## CS 301, Spring 2012, Problem Set 2

1. Give examples to show that:
1. The intersection of two coubtably infinite sets can be finite
2. or it can be countably infinite.
3. The intersection of two uncountable sets can be finite,
4. or it can be countably infinite,
5. or it can be uncountable.
2. Prove that Galilelo was correct when he wrote in 1632 that "There are as many squares as there are numbers, because they are just as numerous as their roots," by showing that there is a 1-1 onto function from {\cal N} = \{0, 1, 2, \ldots \} to the set of all squares of nonnegative integers.
3. In class and in the Sipser book, we defined |A| = |B| if and only if there is a 1-1 onto function f: A \rightarrow B.
Let us also define |A| \leq |B| if and only if there is a 1-1 function f: A \rightarrow B. Let OP be the set of all ordered pairs of integers; i.e., OP = \{(x,y): x, y \in {\cal N} \} . Show that (a) OP is countable, and (b) |OP| \leq | \{ \mbox{all ASCII strings} \} | .

4. Let L_1 = \{ x^n y^n: n > 0\}. Let L_2 = \{z^n: n > 0\}. For each of the following strings, tell whther it is in L_1 L_2.

a. \varepsilon

b. xxyyzzy

c. xyyzz

d. xxyyzzzz

5. For each of the following languages, give a simple English description of the language, and give two strings in the language and two strings not in the language (unless the language or its complement have fewer than two strings).

a. \{ w \in \{x,y\}^* : \mbox{exactly one prefix of w ends in } y\}

b. \{ w \in \{x,y\}^* : \mbox{all prefixes of w end in } x\}

6. Get JFLAP. Create deterministic finite automata for the following four languages using JFLAP, and turn in your automata using the blackboard.
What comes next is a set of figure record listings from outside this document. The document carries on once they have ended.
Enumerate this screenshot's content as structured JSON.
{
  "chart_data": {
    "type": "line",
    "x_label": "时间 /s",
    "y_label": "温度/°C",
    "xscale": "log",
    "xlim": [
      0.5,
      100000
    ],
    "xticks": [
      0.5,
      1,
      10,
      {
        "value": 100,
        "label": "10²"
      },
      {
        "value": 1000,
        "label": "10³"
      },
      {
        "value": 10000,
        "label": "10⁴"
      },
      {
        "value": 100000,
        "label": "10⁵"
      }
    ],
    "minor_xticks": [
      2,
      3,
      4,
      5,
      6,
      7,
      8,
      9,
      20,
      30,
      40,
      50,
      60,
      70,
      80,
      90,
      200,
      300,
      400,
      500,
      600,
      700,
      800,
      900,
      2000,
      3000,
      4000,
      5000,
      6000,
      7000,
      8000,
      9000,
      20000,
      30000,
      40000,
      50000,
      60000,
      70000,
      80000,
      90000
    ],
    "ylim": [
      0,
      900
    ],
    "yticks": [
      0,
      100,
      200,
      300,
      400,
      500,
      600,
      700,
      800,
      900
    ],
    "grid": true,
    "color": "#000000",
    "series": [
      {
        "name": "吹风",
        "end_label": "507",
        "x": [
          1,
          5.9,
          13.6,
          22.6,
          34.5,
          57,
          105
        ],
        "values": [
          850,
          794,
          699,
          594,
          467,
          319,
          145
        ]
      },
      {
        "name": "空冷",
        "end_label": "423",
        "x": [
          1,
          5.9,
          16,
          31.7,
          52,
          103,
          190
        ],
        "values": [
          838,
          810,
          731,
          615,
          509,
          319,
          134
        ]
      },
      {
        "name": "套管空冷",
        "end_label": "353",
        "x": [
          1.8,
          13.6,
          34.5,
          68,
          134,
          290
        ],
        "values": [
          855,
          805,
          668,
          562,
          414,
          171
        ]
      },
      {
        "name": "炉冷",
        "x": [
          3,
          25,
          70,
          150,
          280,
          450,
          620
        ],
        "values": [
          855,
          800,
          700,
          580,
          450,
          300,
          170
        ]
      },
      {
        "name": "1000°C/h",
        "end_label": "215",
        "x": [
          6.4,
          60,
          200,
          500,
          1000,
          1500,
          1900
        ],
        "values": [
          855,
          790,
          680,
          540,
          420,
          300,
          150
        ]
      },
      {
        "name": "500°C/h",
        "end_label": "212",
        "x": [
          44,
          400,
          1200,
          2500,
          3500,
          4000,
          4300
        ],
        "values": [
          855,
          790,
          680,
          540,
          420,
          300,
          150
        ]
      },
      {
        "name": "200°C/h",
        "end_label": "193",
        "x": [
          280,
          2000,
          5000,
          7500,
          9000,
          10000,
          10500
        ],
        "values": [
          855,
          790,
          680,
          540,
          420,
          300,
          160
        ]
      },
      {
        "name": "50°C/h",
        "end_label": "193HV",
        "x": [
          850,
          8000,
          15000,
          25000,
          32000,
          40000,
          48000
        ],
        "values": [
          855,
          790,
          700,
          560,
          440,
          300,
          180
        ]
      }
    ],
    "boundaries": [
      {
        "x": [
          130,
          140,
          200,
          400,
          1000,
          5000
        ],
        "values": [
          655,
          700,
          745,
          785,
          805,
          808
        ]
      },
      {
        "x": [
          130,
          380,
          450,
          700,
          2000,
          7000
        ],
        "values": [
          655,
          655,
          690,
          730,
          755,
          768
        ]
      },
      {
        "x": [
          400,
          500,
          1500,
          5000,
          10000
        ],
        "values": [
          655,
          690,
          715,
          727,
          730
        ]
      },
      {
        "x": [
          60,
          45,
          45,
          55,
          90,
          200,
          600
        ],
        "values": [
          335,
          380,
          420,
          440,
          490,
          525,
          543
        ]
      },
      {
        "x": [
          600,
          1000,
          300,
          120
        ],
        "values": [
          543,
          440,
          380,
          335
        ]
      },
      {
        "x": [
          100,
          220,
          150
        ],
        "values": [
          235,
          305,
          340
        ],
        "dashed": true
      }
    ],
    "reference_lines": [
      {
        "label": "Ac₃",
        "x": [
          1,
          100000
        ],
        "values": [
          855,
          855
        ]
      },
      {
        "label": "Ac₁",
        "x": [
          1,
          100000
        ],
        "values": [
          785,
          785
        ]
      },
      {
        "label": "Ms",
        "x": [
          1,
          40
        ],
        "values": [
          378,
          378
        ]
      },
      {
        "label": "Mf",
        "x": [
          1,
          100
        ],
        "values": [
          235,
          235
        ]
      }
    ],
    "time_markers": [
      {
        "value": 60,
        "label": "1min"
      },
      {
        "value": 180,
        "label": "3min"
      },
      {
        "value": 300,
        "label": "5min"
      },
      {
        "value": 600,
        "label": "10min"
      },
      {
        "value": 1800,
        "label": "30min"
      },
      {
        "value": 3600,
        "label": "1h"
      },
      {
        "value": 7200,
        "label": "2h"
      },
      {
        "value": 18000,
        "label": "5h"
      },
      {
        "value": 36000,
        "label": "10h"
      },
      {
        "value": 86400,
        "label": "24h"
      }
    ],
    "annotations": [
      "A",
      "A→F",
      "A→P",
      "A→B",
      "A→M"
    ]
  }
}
There is a folder with the name Problem Set 2, you can attach and submit your .jff or zipped files through that.
The submission through this folder will close on January 20, 2012 at 12:10 PM sharp.

In all cases the alphabet is {0,1}.

1. All strings containing an even number of 1's, or exactly two 0's.
2. All strings whose length is congruent to 2 mod 3. (That is, when you divide the length by 3, you get remainder 2.)
3. All strings that are either of the form a positive number of 0's followed by a positive number of 1's, or of the form a positive number of 1's followed by a positive number of 0's.
4. All strings not containing the substring 001.

### To obtain JFLAP

Go to the website at URL http://www.jflap.org/.